Gregory Botts developed as a figurative and landscape painter under the tutelage of New York school rebels Paul Georges and Fairfield Porter - two artists seeking a relevant, modern vocabulary for representational painting that also honored certain ideas from Abstract Expressionism. Over his career, Botts has injected poetry, philosophy and critical theory into his continuing search for a painting style that marries the abstract to the concrete.
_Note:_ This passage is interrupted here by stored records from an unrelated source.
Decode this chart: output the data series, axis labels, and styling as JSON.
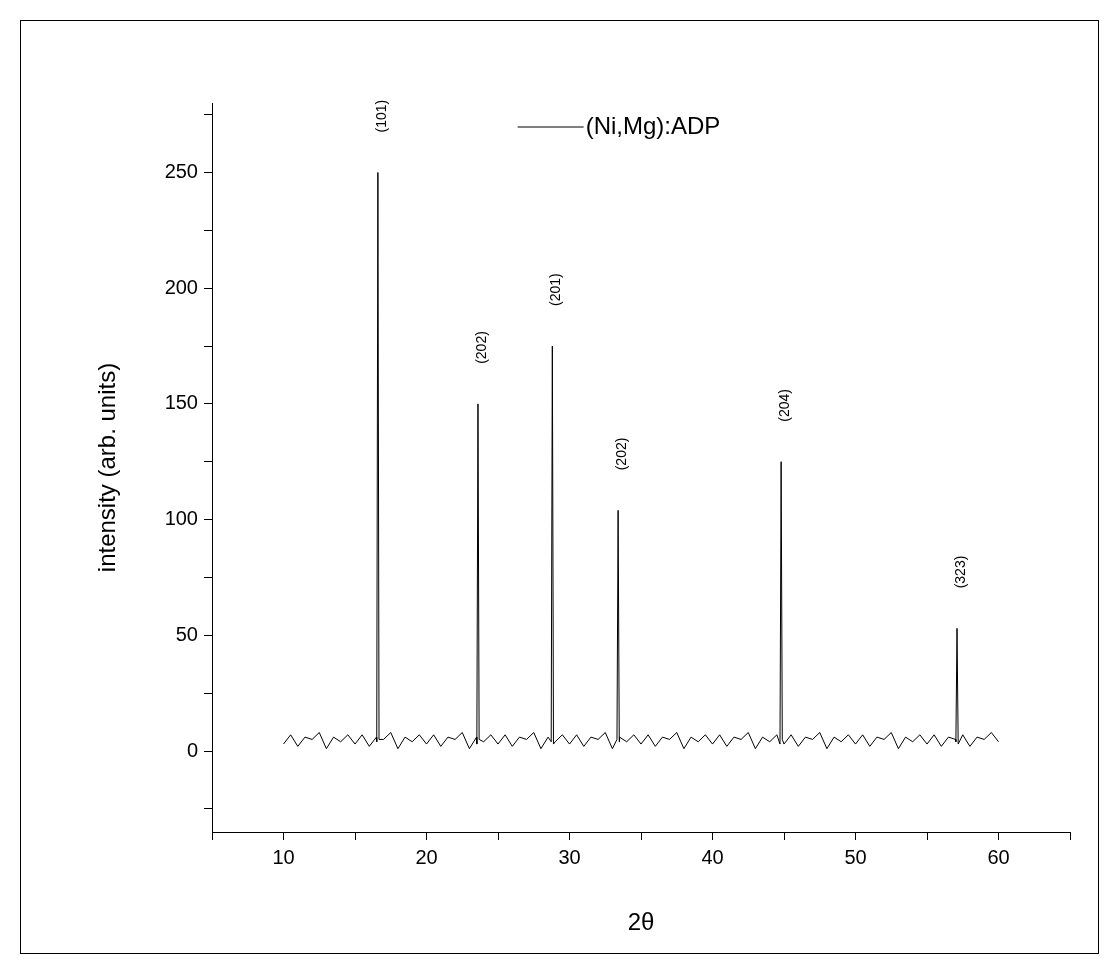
{
  "chart_data": {
    "type": "line",
    "xlabel": "2θ",
    "ylabel": "intensity (arb. units)",
    "legend": "top",
    "marker": "none",
    "line_style": "solid",
    "grid": false,
    "xlim": [
      5,
      65
    ],
    "xticks": [
      {
        "value": 5,
        "label": null
      },
      10,
      {
        "value": 15,
        "label": null
      },
      20,
      {
        "value": 25,
        "label": null
      },
      30,
      {
        "value": 35,
        "label": null
      },
      40,
      {
        "value": 45,
        "label": null
      },
      50,
      {
        "value": 55,
        "label": null
      },
      60,
      {
        "value": 65,
        "label": null
      }
    ],
    "ylim": [
      -35,
      280
    ],
    "yticks": [
      {
        "value": -25,
        "label": null
      },
      0,
      {
        "value": 25,
        "label": null
      },
      50,
      {
        "value": 75,
        "label": null
      },
      100,
      {
        "value": 125,
        "label": null
      },
      150,
      {
        "value": 175,
        "label": null
      },
      200,
      {
        "value": 225,
        "label": null
      },
      250,
      {
        "value": 275,
        "label": null
      }
    ],
    "series": [
      {
        "name": "(Ni,Mg):ADP",
        "color": "#000000",
        "x": [
          10,
          10.5,
          11,
          11.5,
          12,
          12.5,
          13,
          13.5,
          14,
          14.5,
          15,
          15.5,
          16,
          16.5,
          16.52,
          16.6,
          16.68,
          17,
          17.5,
          18,
          18.5,
          19,
          19.5,
          20,
          20.5,
          21,
          21.5,
          22,
          22.5,
          23,
          23.5,
          23.52,
          23.6,
          23.68,
          24,
          24.5,
          25,
          25.5,
          26,
          26.5,
          27,
          27.5,
          28,
          28.5,
          28.72,
          28.8,
          28.88,
          29,
          29.5,
          30,
          30.5,
          31,
          31.5,
          32,
          32.5,
          33,
          33.32,
          33.4,
          33.48,
          33.5,
          34,
          34.5,
          35,
          35.5,
          36,
          36.5,
          37,
          37.5,
          38,
          38.5,
          39,
          39.5,
          40,
          40.5,
          41,
          41.5,
          42,
          42.5,
          43,
          43.5,
          44,
          44.5,
          44.72,
          44.8,
          44.88,
          45,
          45.5,
          46,
          46.5,
          47,
          47.5,
          48,
          48.5,
          49,
          49.5,
          50,
          50.5,
          51,
          51.5,
          52,
          52.5,
          53,
          53.5,
          54,
          54.5,
          55,
          55.5,
          56,
          56.5,
          57,
          57.02,
          57.1,
          57.18,
          57.5,
          58,
          58.5,
          59,
          59.5,
          60
        ],
        "values": [
          3,
          7,
          2,
          6,
          5,
          8,
          1,
          6,
          4,
          7,
          3,
          7,
          2,
          6,
          4,
          250,
          5,
          5,
          8,
          1,
          6,
          4,
          7,
          3,
          7,
          2,
          6,
          5,
          8,
          1,
          6,
          3,
          150,
          5,
          4,
          7,
          3,
          7,
          2,
          6,
          5,
          8,
          1,
          6,
          4,
          175,
          3,
          4,
          7,
          3,
          7,
          2,
          6,
          5,
          8,
          1,
          5,
          104,
          4,
          6,
          4,
          7,
          3,
          7,
          2,
          6,
          5,
          8,
          1,
          6,
          4,
          7,
          3,
          7,
          2,
          6,
          5,
          8,
          1,
          6,
          4,
          7,
          3,
          125,
          5,
          3,
          7,
          2,
          6,
          5,
          8,
          1,
          6,
          4,
          7,
          3,
          7,
          2,
          6,
          5,
          8,
          1,
          6,
          4,
          7,
          3,
          7,
          2,
          6,
          5,
          4,
          53,
          3,
          7,
          2,
          6,
          5,
          8,
          4
        ]
      }
    ],
    "annotations": [
      {
        "text": "(101)",
        "x": 16.6,
        "y": 250
      },
      {
        "text": "(202)",
        "x": 23.6,
        "y": 150
      },
      {
        "text": "(201)",
        "x": 28.8,
        "y": 175
      },
      {
        "text": "(202)",
        "x": 33.4,
        "y": 104
      },
      {
        "text": "(204)",
        "x": 44.8,
        "y": 125
      },
      {
        "text": "(323)",
        "x": 57.1,
        "y": 53
      }
    ]
  }
}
Born in landscape, apprenticed in abstraction and now a seasoned synthesis of the two, Gregory Botts is devoted to the power of color and brush. Currently living in both New York and New Mexico, the artist chooses to begin his creative process by painting en plein air. However, Botts does not limit himself to the tangible environment. Instead, he focuses on the ever-changing scenery that he interprets as allegory. Unlike his predecessors and contemporaries, Botts brings a modern edge to this deep-rooted subject by reforming his “sketches” in his studio. It is in the city that he alters the initial compositions and paints big, sometimes 10-foot canvases, which become poetically grounded abstractions of his experience. In the final development of his work, Botts brings juxtapositions of abstract surface to naturalist spaces to bear. This is most apparent in his studio ‘scapes’, which are assembled views of the painting’s elements within his studios.
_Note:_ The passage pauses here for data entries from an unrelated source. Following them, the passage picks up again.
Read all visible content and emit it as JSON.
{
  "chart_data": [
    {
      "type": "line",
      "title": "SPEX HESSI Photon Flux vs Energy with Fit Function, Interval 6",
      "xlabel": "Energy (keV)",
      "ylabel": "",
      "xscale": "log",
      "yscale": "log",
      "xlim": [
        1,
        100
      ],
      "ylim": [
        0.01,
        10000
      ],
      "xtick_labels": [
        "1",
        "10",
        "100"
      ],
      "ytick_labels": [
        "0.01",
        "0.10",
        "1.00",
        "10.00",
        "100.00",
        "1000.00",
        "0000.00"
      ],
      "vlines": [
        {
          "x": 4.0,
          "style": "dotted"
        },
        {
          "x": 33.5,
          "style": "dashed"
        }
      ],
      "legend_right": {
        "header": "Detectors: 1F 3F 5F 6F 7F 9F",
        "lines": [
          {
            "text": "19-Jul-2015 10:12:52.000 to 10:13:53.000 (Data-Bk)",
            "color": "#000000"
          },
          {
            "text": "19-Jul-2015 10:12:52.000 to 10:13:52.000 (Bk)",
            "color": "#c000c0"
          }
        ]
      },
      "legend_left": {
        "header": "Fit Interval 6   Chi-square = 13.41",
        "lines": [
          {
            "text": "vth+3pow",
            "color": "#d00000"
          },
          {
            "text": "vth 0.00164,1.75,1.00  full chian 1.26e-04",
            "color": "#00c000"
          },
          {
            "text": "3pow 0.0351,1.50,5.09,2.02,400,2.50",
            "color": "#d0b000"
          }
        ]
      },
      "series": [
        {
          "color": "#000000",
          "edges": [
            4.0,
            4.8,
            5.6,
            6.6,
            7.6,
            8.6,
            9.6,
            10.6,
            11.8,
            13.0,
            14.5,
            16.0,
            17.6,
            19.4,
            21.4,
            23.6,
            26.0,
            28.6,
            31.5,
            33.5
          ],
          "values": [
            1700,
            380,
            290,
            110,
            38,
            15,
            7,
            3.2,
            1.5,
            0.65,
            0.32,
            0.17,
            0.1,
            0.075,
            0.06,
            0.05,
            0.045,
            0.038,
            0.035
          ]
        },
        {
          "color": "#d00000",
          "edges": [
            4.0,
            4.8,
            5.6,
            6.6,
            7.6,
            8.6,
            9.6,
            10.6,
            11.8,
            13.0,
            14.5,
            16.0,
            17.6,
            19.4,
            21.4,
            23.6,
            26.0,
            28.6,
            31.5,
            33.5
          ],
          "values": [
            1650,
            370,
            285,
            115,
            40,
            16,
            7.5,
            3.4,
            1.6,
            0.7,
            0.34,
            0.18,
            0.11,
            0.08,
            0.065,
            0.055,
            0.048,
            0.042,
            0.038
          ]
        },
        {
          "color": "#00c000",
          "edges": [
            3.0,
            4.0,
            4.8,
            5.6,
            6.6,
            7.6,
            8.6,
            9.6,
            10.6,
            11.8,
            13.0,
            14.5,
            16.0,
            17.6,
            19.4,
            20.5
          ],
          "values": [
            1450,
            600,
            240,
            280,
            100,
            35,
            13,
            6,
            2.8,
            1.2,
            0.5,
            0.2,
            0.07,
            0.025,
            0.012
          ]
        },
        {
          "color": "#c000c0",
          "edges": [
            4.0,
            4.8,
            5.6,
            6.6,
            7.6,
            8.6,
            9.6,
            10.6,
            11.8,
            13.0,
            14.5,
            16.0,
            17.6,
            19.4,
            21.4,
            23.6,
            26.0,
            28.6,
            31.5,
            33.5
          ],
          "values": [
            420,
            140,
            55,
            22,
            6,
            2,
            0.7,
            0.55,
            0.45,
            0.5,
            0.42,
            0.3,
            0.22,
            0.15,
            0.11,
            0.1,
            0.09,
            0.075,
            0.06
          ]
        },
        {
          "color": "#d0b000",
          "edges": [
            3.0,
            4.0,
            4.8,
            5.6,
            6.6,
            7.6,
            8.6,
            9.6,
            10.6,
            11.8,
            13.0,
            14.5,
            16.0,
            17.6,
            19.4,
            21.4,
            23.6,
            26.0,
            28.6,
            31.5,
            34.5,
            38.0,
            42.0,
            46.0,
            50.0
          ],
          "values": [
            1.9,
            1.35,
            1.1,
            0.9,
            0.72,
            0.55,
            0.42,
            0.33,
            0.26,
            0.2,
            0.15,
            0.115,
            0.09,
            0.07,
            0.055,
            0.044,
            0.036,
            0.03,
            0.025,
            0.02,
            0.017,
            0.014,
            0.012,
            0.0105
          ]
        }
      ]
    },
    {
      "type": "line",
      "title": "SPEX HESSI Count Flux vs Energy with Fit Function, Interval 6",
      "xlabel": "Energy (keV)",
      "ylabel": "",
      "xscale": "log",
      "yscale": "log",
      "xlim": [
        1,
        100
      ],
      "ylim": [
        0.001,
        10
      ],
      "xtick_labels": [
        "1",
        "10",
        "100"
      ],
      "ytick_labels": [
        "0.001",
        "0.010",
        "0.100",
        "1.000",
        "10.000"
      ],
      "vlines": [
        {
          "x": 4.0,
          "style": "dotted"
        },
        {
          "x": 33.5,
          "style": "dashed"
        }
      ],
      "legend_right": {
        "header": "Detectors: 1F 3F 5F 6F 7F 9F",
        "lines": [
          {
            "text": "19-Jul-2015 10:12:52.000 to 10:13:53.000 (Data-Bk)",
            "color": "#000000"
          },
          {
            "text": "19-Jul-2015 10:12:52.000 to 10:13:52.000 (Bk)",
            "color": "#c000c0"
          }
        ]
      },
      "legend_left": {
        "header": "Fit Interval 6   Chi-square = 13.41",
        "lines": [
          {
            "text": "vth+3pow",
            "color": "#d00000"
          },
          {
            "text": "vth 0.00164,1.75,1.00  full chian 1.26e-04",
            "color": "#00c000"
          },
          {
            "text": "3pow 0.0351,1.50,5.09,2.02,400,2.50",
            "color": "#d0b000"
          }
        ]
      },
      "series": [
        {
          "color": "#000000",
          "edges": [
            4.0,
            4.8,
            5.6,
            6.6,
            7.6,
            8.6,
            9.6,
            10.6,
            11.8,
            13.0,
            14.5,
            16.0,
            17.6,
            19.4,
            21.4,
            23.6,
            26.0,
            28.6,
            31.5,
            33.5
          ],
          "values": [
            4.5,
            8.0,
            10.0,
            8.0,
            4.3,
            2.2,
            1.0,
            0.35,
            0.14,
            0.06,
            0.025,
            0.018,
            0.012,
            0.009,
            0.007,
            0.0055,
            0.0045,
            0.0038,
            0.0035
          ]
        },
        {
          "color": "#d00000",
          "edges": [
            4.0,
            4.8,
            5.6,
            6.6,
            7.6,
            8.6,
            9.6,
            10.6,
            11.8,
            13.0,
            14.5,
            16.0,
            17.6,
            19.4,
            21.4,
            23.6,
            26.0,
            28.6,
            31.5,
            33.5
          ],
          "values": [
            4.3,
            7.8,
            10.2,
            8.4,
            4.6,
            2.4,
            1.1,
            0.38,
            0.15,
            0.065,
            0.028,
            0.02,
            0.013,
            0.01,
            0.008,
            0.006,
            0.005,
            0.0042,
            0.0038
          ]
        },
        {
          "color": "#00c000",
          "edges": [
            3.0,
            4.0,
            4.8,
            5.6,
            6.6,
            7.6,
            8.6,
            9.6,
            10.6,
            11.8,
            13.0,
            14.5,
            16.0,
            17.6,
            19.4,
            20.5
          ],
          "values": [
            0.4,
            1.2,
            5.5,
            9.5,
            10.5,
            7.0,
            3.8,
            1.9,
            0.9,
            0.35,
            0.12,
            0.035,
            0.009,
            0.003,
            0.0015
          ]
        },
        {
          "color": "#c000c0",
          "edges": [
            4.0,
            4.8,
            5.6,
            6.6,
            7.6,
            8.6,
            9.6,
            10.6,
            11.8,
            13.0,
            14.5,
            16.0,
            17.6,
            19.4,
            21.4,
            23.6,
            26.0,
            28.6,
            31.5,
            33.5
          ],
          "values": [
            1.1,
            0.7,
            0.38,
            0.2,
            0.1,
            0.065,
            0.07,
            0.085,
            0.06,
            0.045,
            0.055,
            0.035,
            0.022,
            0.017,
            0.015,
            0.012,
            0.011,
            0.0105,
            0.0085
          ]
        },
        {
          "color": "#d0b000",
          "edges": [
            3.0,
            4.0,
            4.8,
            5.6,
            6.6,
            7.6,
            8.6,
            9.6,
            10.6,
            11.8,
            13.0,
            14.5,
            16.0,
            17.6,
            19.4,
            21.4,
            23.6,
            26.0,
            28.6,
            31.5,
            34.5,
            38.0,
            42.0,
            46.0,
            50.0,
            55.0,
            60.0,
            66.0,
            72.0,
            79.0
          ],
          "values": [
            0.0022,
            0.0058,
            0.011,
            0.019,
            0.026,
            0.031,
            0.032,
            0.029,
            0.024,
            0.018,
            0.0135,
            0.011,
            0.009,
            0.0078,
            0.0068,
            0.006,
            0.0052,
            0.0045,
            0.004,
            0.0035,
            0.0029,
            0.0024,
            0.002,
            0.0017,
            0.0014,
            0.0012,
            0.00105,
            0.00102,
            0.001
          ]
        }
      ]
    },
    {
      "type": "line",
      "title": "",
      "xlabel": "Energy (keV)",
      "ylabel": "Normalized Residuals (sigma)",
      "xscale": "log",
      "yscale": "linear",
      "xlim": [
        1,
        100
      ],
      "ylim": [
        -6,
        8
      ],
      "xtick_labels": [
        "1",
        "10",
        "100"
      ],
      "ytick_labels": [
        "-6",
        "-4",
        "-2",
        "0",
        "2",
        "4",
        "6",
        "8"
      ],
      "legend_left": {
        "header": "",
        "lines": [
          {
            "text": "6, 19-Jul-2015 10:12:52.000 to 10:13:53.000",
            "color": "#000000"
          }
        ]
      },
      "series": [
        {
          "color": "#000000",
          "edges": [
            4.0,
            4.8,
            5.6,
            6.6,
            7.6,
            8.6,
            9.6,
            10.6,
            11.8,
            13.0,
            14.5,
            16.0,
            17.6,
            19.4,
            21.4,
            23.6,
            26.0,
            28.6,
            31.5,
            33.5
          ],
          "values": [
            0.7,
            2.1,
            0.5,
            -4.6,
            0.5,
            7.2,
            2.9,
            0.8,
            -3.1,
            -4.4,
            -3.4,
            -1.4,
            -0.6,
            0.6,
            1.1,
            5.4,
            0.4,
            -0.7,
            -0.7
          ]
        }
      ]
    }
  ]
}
Born in Harrisburg, Pennsylvania in 1952, Gregory Botts attended the School of Visual Arts in New York City, as well as assisted the artist Paul Georges. He received a scholarship to attend the Skowhegan School of Painting and Sculpture in Maine. Botts has served as painting instructor at Anderson Ranch Arts Center, at the University of Santa Barbara, California, and teaches figure drawing at the NY Studio School.